A shadow fell over the hood, blurring the line she followed with her brush. Lifting it so she didn’t smudge the paint, she looked up to find Marty watching her, hands on his hips, a slight tremor running through the muscles of his arms. She’d noticed the tremors had gotten worse since she’d arrived. How long before the disease stole his movement, his dignity?
“Looking good, girl. Carter’s gotta be happy with that.”
Charlie stepped back to admire her work, a stab of pride warming her blood. She’d put her heart and soul into this job, just as she had put everything into the new design she hoped would one day go on Mason’s pickup. “You like it?”
“I darn well love it. You’ve got talent, girl.”
She let the praise flow over her, inhaled it, embraced it. “Thank you, Marty.”
The old man flicked an imaginary speck of dust off his sleeve. “You look so much like your mother. The way she was in the early days.”
“I hadn’t realized how much until you showed me the photograph. She’s changed since then.” When had the light gone from her eyes?
“She was a beauty. Crowned Miss Florida way back when she was just eighteen.”
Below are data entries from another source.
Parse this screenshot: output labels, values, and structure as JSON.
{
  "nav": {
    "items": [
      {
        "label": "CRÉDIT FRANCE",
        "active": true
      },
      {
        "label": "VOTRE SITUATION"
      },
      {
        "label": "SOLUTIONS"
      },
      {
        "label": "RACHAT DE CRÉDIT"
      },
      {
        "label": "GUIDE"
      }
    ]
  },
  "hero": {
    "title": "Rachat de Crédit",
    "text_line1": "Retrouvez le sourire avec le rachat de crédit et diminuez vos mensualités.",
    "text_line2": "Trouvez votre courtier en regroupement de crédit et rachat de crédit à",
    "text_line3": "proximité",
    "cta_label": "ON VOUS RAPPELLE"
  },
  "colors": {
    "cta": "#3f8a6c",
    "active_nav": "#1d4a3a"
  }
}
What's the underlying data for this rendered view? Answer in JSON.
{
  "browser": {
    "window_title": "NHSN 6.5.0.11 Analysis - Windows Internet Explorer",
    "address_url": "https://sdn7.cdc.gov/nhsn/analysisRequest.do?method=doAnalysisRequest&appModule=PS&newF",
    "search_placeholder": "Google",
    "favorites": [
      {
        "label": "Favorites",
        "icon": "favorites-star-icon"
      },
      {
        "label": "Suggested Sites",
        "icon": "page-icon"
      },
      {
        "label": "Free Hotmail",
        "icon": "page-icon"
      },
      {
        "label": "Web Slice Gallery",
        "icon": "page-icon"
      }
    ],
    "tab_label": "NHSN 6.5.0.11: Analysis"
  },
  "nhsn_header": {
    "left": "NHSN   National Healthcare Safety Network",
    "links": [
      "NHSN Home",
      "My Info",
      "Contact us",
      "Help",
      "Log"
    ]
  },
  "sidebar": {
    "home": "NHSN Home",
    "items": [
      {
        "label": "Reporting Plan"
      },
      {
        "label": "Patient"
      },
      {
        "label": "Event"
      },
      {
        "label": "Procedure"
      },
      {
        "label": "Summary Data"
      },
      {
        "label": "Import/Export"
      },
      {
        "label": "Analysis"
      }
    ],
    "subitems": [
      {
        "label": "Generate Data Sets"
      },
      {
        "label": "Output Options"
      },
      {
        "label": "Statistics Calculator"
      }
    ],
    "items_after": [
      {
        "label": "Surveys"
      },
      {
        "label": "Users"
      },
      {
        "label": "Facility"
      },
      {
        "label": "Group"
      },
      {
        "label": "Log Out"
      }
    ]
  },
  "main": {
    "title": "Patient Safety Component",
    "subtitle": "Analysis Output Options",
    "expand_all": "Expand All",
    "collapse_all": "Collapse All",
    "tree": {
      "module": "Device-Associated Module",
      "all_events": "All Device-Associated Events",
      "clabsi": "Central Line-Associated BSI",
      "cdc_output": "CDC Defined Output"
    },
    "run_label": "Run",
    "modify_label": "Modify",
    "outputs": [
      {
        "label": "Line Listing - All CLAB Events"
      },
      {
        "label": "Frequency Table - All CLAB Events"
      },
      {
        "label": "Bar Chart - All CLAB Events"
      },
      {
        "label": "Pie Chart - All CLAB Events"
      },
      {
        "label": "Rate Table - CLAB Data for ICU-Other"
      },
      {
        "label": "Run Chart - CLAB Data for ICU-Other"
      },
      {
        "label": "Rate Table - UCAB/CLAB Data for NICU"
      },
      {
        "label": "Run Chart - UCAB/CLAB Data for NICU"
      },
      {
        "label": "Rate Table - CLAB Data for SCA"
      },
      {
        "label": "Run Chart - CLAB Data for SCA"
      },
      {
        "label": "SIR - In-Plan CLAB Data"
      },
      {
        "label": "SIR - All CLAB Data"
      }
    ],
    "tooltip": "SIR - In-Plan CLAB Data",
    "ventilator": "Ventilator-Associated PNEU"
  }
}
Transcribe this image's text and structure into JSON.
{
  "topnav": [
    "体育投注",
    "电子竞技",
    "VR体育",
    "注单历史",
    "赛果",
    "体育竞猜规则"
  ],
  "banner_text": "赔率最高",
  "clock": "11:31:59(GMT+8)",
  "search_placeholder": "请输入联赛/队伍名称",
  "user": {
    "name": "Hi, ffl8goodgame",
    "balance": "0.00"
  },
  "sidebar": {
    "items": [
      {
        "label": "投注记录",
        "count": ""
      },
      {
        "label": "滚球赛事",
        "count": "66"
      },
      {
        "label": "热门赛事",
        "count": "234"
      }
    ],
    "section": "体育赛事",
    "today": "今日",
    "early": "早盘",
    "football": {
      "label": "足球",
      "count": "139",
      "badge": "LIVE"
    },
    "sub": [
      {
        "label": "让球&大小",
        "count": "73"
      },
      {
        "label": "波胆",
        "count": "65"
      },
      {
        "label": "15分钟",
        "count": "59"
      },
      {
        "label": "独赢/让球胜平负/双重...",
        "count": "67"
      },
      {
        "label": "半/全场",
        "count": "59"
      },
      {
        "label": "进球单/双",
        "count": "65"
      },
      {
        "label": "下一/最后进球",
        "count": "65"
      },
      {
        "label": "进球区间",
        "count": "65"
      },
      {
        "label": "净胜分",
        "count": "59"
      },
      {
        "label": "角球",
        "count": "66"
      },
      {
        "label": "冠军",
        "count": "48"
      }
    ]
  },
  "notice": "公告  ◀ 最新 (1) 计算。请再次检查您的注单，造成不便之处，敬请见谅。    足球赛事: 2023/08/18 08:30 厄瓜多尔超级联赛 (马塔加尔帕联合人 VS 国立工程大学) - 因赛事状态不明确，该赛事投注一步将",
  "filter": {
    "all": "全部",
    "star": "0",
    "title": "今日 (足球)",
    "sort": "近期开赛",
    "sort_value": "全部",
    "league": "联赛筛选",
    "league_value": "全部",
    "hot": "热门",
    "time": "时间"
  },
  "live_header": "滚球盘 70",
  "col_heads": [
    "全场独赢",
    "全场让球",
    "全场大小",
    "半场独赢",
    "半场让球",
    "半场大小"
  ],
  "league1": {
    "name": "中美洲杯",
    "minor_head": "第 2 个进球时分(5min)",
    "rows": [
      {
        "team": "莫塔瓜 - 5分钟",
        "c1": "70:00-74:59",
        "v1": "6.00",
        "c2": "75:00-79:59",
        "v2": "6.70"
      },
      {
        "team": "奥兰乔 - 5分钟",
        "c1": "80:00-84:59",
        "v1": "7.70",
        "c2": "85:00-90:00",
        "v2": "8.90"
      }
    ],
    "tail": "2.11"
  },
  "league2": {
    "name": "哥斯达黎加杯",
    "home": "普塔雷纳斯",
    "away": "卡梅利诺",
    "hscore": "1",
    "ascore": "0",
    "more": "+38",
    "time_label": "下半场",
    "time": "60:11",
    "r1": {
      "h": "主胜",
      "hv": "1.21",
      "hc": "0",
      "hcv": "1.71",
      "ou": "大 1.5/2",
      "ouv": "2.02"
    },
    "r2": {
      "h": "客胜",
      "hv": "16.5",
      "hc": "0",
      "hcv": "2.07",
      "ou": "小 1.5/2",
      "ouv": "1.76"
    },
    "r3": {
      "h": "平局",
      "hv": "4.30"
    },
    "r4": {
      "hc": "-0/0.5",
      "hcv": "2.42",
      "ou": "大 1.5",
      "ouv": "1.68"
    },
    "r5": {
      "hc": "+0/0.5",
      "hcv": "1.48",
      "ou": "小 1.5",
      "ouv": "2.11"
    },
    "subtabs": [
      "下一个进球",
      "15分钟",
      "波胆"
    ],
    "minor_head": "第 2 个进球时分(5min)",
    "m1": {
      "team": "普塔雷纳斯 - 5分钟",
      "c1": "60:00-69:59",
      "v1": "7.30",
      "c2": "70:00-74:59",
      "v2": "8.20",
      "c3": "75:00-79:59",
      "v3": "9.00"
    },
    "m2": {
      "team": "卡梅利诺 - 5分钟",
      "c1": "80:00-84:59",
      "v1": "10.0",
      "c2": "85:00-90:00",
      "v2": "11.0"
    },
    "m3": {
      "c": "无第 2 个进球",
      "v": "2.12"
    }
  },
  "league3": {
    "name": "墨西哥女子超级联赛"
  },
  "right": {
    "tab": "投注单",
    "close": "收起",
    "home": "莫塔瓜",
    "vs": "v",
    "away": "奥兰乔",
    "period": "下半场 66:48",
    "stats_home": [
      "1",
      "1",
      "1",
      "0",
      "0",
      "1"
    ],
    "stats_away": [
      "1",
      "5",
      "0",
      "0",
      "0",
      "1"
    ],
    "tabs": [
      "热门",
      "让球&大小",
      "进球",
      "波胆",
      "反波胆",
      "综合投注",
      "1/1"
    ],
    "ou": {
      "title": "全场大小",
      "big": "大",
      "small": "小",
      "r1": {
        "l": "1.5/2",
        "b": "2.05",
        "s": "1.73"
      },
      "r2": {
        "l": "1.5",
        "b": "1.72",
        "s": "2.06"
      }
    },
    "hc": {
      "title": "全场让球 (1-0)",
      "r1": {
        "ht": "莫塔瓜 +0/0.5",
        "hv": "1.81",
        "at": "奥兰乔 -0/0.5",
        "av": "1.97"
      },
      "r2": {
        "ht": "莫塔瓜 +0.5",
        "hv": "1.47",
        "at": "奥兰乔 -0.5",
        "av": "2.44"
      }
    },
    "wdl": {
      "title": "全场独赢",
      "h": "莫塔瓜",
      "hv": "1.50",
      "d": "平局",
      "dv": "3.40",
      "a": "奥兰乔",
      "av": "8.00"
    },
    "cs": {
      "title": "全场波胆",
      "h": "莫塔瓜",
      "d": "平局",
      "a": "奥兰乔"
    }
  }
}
“Really?” Charlie raised her eyebrows. She hadn’t known, had never seen any evidence of it either in trophies or photographs.
Marty leaned lightly on the fender and ran his hand over the smooth cream duco. “Your father snapped her up right out from under the noses of his rivals.” He shook his head. “She changed after that. I guess she had to when your father made it big on the track.”